I cringe every time a see one of those desperate TANCREDO FOR PRESIDENT posts on American Rennasaince.


19

Posted by ben tillman on Fri, 23 Feb 2007 16:10 | #

I’m not so sure if Ehrlich has four children.

Yes, I’m finding sources that say he had just one.  You may be thinking of Garrett Hardin, who had four children.  Of course, he’s one of us.


20

Posted by James Bowery on Wed, 27 Feb 2013 20:41 | #

Erratum: “the Stanford student newspaper” should have red “The Stanford Review, an independent student newspaper started by Stanford University students including Paypal founder Peter Theil”
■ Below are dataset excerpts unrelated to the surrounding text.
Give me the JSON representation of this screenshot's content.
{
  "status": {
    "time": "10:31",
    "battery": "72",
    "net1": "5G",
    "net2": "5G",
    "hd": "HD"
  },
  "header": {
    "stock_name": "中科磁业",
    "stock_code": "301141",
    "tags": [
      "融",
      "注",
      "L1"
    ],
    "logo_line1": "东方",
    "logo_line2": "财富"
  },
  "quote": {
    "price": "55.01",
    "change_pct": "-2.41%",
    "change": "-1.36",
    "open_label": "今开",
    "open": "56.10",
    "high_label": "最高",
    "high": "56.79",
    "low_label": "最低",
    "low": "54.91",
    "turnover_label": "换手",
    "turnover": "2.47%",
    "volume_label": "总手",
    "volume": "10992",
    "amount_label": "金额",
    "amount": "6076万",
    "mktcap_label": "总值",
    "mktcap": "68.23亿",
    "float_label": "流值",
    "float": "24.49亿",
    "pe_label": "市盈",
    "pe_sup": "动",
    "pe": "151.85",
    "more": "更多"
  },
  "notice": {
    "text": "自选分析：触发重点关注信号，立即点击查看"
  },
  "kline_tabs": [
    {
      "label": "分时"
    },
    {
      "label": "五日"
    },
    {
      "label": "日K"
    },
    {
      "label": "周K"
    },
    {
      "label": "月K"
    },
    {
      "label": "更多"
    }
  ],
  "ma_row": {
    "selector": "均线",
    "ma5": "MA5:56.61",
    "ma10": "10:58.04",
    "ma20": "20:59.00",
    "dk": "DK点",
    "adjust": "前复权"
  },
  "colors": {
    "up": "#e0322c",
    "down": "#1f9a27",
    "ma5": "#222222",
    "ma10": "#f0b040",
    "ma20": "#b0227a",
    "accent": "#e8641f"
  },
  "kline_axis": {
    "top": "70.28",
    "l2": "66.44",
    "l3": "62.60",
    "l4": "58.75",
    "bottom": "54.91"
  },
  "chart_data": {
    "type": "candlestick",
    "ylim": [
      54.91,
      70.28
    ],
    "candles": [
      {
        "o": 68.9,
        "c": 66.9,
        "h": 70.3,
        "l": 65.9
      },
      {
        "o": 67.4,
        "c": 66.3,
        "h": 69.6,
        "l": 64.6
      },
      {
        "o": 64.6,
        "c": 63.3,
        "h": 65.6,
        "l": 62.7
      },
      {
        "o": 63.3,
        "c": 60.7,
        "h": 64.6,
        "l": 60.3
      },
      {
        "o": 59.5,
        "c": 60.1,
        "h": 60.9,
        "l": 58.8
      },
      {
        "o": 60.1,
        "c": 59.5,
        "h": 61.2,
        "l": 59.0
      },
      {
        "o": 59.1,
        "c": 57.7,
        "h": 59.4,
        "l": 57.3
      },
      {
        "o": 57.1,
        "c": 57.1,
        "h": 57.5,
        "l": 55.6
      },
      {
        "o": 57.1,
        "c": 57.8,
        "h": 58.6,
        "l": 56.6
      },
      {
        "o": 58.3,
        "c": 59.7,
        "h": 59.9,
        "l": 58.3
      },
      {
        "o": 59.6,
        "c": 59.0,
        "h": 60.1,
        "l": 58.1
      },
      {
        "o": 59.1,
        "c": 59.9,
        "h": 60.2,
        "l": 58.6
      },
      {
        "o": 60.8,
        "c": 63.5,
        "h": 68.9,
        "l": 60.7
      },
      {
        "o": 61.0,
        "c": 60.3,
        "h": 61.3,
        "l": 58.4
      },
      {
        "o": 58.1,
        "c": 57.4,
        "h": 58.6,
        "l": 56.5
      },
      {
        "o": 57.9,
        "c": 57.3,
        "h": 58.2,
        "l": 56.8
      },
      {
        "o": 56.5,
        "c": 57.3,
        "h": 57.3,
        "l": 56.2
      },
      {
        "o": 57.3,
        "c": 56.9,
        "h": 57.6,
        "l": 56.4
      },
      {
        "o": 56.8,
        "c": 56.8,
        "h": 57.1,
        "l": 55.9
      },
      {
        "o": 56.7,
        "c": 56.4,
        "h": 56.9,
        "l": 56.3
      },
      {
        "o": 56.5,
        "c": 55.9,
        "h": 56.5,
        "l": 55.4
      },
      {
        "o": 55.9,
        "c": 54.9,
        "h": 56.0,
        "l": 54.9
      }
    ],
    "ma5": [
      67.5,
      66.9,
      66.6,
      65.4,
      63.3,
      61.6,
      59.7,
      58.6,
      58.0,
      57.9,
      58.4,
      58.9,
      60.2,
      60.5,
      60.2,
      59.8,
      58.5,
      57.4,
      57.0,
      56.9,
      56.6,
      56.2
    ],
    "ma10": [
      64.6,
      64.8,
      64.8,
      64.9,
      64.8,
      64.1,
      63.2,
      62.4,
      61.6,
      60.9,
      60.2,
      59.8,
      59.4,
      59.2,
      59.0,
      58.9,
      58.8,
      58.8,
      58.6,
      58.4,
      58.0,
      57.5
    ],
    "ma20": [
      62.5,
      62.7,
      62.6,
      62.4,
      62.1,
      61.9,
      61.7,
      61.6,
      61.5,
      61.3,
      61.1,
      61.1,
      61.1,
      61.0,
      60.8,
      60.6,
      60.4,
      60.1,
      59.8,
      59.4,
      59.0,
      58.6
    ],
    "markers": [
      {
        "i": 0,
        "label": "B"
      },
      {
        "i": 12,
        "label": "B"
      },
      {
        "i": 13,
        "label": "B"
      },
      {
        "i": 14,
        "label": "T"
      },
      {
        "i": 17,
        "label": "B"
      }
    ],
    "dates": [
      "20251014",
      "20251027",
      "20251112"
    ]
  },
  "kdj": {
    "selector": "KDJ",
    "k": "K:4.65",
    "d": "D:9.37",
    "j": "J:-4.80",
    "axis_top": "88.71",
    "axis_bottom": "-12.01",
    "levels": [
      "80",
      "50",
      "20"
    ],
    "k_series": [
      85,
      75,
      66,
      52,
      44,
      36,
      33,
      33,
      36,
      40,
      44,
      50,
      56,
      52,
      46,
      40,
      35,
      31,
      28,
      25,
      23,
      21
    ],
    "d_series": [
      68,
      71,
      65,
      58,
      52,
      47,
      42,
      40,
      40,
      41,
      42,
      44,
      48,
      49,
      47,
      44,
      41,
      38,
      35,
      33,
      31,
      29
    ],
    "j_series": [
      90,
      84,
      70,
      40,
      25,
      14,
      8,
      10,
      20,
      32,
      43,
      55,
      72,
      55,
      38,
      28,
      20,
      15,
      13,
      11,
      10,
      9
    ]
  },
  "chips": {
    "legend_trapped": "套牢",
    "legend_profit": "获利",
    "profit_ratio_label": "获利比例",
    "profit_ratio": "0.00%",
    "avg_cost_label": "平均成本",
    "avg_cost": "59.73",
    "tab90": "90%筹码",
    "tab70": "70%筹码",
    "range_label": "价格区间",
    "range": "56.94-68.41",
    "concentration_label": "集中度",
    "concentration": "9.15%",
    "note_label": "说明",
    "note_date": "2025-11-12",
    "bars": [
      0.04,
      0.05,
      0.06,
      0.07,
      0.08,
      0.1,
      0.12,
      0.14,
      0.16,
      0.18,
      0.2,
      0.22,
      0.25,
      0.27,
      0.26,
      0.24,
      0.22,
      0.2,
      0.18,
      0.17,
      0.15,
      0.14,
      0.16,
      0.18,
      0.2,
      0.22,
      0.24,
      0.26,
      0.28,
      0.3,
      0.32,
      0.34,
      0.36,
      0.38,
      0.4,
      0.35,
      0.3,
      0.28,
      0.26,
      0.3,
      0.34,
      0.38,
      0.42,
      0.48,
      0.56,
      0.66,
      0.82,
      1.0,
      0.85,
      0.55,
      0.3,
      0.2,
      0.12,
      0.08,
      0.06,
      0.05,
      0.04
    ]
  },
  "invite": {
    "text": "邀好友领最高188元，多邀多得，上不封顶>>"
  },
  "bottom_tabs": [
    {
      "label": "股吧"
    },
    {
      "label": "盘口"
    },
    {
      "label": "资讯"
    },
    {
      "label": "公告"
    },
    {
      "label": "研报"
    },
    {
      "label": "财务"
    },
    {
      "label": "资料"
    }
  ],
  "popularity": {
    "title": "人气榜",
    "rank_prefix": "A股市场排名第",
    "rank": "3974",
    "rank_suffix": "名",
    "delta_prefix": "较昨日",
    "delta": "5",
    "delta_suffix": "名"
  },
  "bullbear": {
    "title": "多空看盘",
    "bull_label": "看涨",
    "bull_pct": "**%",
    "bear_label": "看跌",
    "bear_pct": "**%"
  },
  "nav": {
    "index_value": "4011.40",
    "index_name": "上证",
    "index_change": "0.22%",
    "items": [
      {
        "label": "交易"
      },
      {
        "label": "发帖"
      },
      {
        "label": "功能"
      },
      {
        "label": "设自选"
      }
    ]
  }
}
IIRC, I read this circa 1994-1996 while living in Palo Alto.  The key qualifier in the above is the word “biological”.  I’d have to find the original story, probably only in the stacks of the Stanford Library (assuming it hasn’t been “lost”) which is now nearing two decades old.


21

Posted by James Bowery on Thu, 26 Mar 2015 22:21 | #

Google is pursuing a massive, world-girdling, balloon-based mesh network infrastructure with many of the characteristics I described in the above post here at MR in early 2007.


22

Posted by James Bowery on Sun, 20 Dec 2015 22:07 | #

Another piece of the balloon transport system has fallen into place with “Solar power from hydrogen filled balloons could gather cloudless solar power and provide hydrogen fuel cell power at night”.


23

Posted by Kumiko Oumae on Sun, 27 Dec 2015 02:35 | #

It’s also a great step toward the eventual realisation of ‘a Hydrogen Society’, which Michio Kaku was talking about at CES 2015.

We have to consider that the entire purpose of the development of productive forces under a fossil fuel regime, was really to provide the economic base from which the Hydrogen society could eventually arise.